Professionalism in the Clinical Setting: How Do We Uphold the Values of Our Professions?

Monday, 9 November 2015

Elizabeth Hammond-Ritschard, MSN, RN
Drexel University College of Nursing and Health Profession, Philadelphia, PA, USA
Joanne Farley Serembus, EdD, RN, CCRN, CNE
College of Health Professions, Drexel University, Philadelphia, PA, USA

Title: Professionalism in the clinical setting—how do we uphold the values of our professions?
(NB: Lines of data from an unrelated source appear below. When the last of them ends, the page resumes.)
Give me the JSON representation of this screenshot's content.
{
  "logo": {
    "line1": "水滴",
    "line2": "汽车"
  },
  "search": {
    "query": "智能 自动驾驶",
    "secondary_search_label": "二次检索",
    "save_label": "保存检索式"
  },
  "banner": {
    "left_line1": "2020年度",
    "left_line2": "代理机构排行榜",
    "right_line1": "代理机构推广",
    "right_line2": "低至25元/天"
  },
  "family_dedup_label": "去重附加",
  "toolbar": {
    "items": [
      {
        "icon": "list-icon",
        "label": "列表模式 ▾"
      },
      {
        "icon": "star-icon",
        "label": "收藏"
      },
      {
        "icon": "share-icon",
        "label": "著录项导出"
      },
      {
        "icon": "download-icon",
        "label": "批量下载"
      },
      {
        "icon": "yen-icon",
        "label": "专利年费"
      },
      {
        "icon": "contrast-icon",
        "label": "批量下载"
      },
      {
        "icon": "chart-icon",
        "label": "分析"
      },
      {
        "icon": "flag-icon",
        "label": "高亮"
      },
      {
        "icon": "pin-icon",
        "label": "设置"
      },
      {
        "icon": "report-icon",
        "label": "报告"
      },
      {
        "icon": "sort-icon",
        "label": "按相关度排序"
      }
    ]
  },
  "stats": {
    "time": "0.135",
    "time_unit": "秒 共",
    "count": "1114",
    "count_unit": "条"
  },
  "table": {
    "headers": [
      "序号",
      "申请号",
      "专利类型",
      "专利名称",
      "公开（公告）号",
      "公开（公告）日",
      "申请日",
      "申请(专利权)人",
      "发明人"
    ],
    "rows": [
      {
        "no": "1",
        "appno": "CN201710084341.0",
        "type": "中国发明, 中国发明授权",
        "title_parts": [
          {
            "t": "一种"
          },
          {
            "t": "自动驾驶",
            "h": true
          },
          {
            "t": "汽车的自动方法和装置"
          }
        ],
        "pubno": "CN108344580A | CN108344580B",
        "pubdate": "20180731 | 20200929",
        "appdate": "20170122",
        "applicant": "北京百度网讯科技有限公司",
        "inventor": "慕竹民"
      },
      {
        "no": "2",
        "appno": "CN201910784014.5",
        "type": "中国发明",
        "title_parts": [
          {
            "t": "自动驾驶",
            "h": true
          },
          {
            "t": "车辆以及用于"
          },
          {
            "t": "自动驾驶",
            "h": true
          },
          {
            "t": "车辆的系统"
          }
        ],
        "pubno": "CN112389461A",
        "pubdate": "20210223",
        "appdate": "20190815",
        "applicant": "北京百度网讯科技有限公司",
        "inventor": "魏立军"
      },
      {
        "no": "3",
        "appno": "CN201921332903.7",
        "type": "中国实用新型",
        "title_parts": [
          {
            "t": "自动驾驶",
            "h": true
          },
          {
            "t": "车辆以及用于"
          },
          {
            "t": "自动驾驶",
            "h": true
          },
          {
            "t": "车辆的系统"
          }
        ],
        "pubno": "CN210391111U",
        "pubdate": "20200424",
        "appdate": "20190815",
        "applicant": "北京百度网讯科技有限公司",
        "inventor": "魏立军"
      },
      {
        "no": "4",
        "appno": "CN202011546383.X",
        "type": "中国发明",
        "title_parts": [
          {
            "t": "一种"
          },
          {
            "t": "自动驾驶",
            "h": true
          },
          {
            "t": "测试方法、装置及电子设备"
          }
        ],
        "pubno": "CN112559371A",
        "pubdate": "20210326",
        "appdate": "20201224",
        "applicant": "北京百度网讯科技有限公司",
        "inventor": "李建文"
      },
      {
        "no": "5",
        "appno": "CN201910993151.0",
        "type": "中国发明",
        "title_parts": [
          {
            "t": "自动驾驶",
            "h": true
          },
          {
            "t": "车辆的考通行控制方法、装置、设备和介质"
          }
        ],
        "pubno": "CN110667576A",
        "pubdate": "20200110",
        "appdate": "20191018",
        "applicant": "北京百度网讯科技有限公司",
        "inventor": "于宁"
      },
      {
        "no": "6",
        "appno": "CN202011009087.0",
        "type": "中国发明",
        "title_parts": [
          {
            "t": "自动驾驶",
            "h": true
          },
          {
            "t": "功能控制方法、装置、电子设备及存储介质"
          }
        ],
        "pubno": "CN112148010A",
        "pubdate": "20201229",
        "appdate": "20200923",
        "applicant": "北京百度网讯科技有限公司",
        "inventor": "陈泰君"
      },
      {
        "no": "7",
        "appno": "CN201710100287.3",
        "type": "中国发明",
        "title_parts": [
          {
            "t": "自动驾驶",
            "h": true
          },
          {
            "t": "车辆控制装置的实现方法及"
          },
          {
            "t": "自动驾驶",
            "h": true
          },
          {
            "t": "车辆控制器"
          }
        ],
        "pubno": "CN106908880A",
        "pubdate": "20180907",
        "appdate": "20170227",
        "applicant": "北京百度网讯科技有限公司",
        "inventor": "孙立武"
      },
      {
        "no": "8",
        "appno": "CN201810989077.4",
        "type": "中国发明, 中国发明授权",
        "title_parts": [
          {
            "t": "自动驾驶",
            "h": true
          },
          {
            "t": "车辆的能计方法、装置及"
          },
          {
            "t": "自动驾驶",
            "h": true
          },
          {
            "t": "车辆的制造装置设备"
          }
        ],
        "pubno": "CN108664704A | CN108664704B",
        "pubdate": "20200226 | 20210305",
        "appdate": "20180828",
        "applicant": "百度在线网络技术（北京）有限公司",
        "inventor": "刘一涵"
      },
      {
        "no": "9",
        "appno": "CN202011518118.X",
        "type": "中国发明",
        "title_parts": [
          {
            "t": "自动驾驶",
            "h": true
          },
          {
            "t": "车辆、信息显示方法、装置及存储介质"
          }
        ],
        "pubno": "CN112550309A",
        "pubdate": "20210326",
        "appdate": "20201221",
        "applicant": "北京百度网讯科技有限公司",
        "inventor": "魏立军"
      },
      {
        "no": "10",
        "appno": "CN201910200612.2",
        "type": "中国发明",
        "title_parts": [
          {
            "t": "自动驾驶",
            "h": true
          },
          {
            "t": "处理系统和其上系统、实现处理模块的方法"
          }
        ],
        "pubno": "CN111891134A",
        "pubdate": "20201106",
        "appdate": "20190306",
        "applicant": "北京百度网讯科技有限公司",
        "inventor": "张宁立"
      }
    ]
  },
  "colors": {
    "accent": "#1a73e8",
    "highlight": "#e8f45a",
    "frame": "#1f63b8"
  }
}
As we move forward with new and innovated technology, we are meeting the needs of our patients, but there is one area which has not progressed; role modeling of professionalism in the clinical setting. The primary purpose for clinical is to provide hands on opportunities to nursing students. This enables them to develop patient care skills under the guidance of well experienced nurses. During this time they are also exposed to accepted behavior and values of the profession. Sadly, students report that their clinical rotations do not foster growth as a result of incivility imposed by professional nurses. We all have taken the Nightingale Pledge, but do we truly uphold this pledge when it comes to profession and shaping the future generation of nurses? Has nursing become so desensitized to acts of incivility that students have become victims during what is thought to be a learning environment? This presentation will detail an assignment in a BSN leadership course in which students described a personal incident involving incivility in the clinical setting. The purpose of the assignment was to have the students reflect on such an incident, identify a leadership style, change theory, and communication style that could be used by them in future situations. The first-hand accounts described by students were unexpected and eye-opening. Faculty took this rich qualitative data and decided to look for relevant themes. The main themes as well as sub-themes discovered will be discussed in addition to faculty strategies aimed at helping students end the cycle of incivility.